Monday, January 19, 2009

I'm in Ohio watching "Gonzo"

Who the fuck thought it would be a good idea to invent a scent Black Raspberry and Vanilla??? ILL TELL YA WHO. SOFTSOAP. And it's fucking gross. It smells like I just shit on my hands after I shit in the toilet. What's the point in that?

James Frey (or Fray?). Yeah, I know he's a liar. That dude is a douchebag. And so is Oprah for believing that shit. Either way, I like Fray/Frey's style and whether it's a book full of lies or not, I don't give a shit, it's a-ok with me. I've begun to read A Million Little Pieces and it's obnoxious and that's what he means to do. Just be obnoxious and raw. Kind of like trendy emo lyricists.

I'm watching Gonzo right now. I know hardly anything about Hunter S. Thompson but I started watching it thinking it was a biographical documentary about The Muppets.

My eight-year-old sister kicked my ass at Rock Band this weekend. You should see that little girl rock Roxanne. Too many rocks.

I saw The Wrestler last night. It wasn't very exciting to me. But I was also really drunk. I was really drunk because the bartender claimed he had run out of rum. How the fuck do you run out of rum?? So he gave me Crown "for the same price". I hate whiskey and I didn't ask for whiskey and apparently Crown is really expensive whiskey and I wanted rum but I took the whiskey because that's all they had.

Hunter S. Thompson looks like Todd Barry. And Todd Barry is funny. Hunter S. Thompson just took a lot of acid.

I should shave Brady. I already miss that stupid cat. I can't wait to go home tonight.

My step-brother is driving me nuts. He's that bipolar piece of shit that doesn't take no shit from nobody. Meaning, he sucks this family's money dry, doesn't pay rent, doesn't go to school, doesn't have a job, and he stresses out my dad's (already bad) heart. I hate that kid. He pushed my sister down last night and my dad and I almost fucking ripped his greasy head off. My sis is tough so she wasn't too pissed about it. Just got up and walked away. But I'm sick of this kid and I'm way over it. And his mom is all about protecting her little baby even though shes just as sick of him. She treats him like he's like, 18 or something. Like, he just needs to get up on his feet. He's learning to crawl. That means he has a safety net here at our house. He's safe here. Problem is, my dad has REAL kids to help out, primarily my sister. Whatever. They'll get it one day I hope.

I found out last night that it's not such a good idea to surprise your parents when they're sleeping. I walked in drunk as shit last night and I went into my bedroom and Dad was sleeping in my bed. I thought it was my step-brother and I went to say, "Brandon! What are you doing in my---" and my dad turned his head, no, swung his head around, eyes wide open, mouth agape and gasping and says, "SLEEP IN THE DOLL ROOM!" and I felt really terrible for scaring my dad. I apologized but I don't think he cared at that point.

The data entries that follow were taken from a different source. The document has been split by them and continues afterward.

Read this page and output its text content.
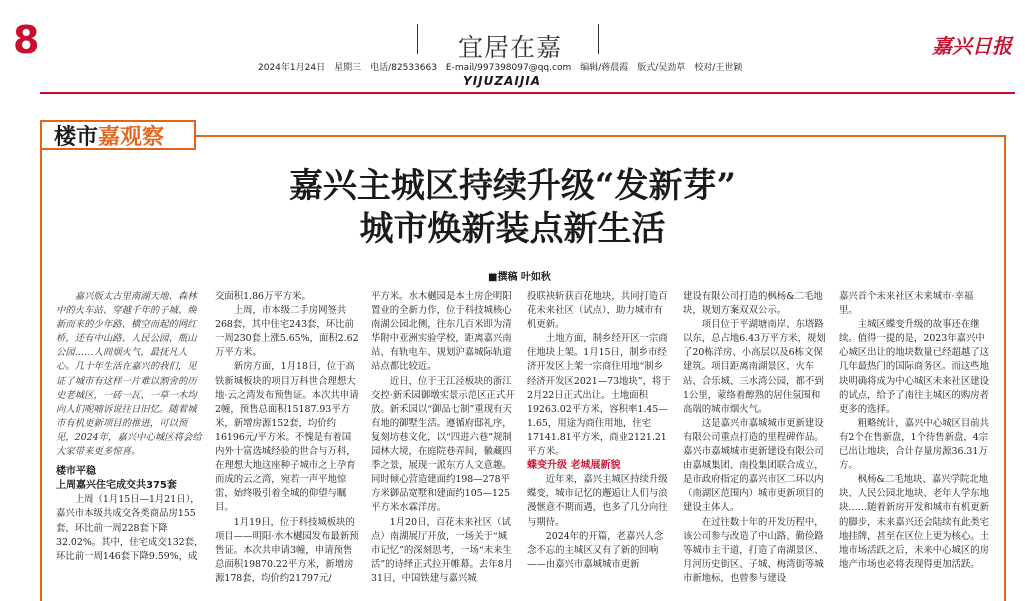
8	宜居在嘉	嘉兴日报
2024年1月24日　星期三　电话/82533663　E-mail/997398097@qq.com　编辑/蒋晨霞　版式/吴劲草　校对/王世颖
YIJUZAIJIA
楼市嘉观察
嘉兴主城区持续升级“发新芽”
城市焕新装点新生活
■撰稿 叶如秋

嘉兴版太古里南湖天地、森林中的火车站、穿越千年的子城、焕新而来的少年路、横空而起的网红桥，还有中山路、人民公园、瓶山公园……人间烟火气，最抚凡人心。几十年生活在嘉兴的我们，见证了城市有这样一片难以割舍的历史老城区，一砖一瓦、一草一木均向人们呢喃诉说往日旧忆。随着城市有机更新项目的推进，可以预见，2024年，嘉兴中心城区将会给大家带来更多惊喜。

楼市平稳

上周嘉兴住宅成交共375套

上周（1月15日—1月21日），嘉兴市本级共成交各类商品房155套，环比前一周228套下降32.02%。其中，住宅成交132套，环比前一周146套下降9.59%，成

交面积1.86万平方米。

上周，市本级二手房网签共268套，其中住宅243套，环比前一周230套上涨5.65%，面积2.62万平方米。

新房方面，1月18日，位于高铁新城板块的项目万科世合理想大地·云之湾发布预售证。本次共申请2幢，预售总面积15187.93平方米，新增房源152套，均价约16196元/平方米。不愧是有着国内外十富选城经验的世合与万科，在理想大地这座种子城市之上孕育而成的云之湾，宛若一声平地惊雷，始终吸引着全城的仰望与瞩目。

1月19日，位于科技城板块的项目——明阳·水木樾园发布最新预售证。本次共申请3幢，申请预售总面积19870.22平方米，新增房源178套，均价约21797元/

平方米。水木樾园是本土房企明阳置业的全新力作，位于科技城核心南湖公园北侧，往东几百米即为清华附中亚洲实验学校，距离嘉兴南站、有轨电车、规划沪嘉城际轨道站点都比较近。

近日，位于王江泾板块的浙江交控·新禾园御墩实景示范区正式开放。新禾园以“御品七制”重现有天有地的御墅生活。遵循府邸礼序，复刻坊巷文化，以“四进六巷”规制园林大境，在庭院巷弄间，徽藏四季之景，展现一派东方人文意趣。同时倾心营造建面约198—278平方米御品宽墅和建面约105—125平方米水霖洋房。

1月20日，百花未来社区（试点）南湖展厅开放，一场关于“城市记忆”的深刻思考，一场“未来生活”的诗绎正式拉开帷幕。去年8月31日，中国铁建与嘉兴城

投联袂斩获百花地块，共同打造百花未来社区（试点），助力城市有机更新。

土地方面，制乡经开区一宗商住地块上架。1月15日，制乡市经济开发区上架一宗商住用地“制乡经济开发区2021—73地块”，将于2月22日正式出让。土地面积19263.02平方米，容积率1.45—1.65，用途为商住用地，住宅17141.81平方米，商业2121.21平方米。

蝶变升级 老城展新貌

近年来，嘉兴主城区持续升级蝶变，城市记忆的邂逅让人们与浪漫惬意不期而遇，也多了几分向往与期待。

2024年的开篇，老嘉兴人念念不忘的主城区又有了新的回响——由嘉兴市嘉城城市更新

建设有限公司打造的枫杨&二毛地块，规划方案双双公示。

项目位于平湖塘南岸、东塔路以东，总占地6.43万平方米，规划了20栋洋房、小高层以及6栋文保建筑。项目距离南湖景区、火车站、合乐城、三水湾公园，都不到1公里，蒙络着醇熟的居住氛围和高端的城市烟火气。

这是嘉兴市嘉城城市更新建设有限公司重点打造的里程碑作品。嘉兴市嘉城城市更新建设有限公司由嘉城集团、南投集团联合成立，是市政府指定的嘉兴市区二环以内（南湖区范围内）城市更新项目的建设主体人。

在过往数十年的开发历程中，该公司参与改造了中山路、勤俭路等城市主干道，打造了南湖景区、月河历史街区、子城、梅湾街等城市新地标，也曾参与建设

嘉兴首个未来社区未来城市·幸福里。

主城区蝶变升级的故事还在继续。值得一提的是，2023年嘉兴中心城区出让的地块数量已经超越了这几年最热门的国际商务区。而这些地块明确将成为中心城区未来社区建设的试点，给予了南往主城区的购房者更多的选择。

粗略统计，嘉兴中心城区目前共有2个在售新盘，1个待售新盘，4宗已出让地块，合计存量房源36.31万方。

枫杨&二毛地块、嘉兴学院北地块、人民公园北地块、老年人学东地块……随着新房开发和城市有机更新的脚步，未来嘉兴还会陆续有此类宅地挂牌，甚至在区位上更为核心。土地市场活跃之后，未来中心城区的房地产市场也必将表现得更加活跃。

I love watching people do drugs because then I don't have to and it's more entertaining. I guess that's what straight-edge people think and I hate that but people look more funny when they're doing it and you just wonder what they're seeing and thinking. That's more of a challenge. Thompson was a fuckin weird dude.

I'm going to go get a shower and smoke a cigarette and watch Hunter S. Thompson almost kill himself (LOL) and another person driving and doing drugs and doing more drugs.

1 comment:

  1. You didn't tell me you got one deez. Good writing. I'm tired. Brandon is a fucking leech.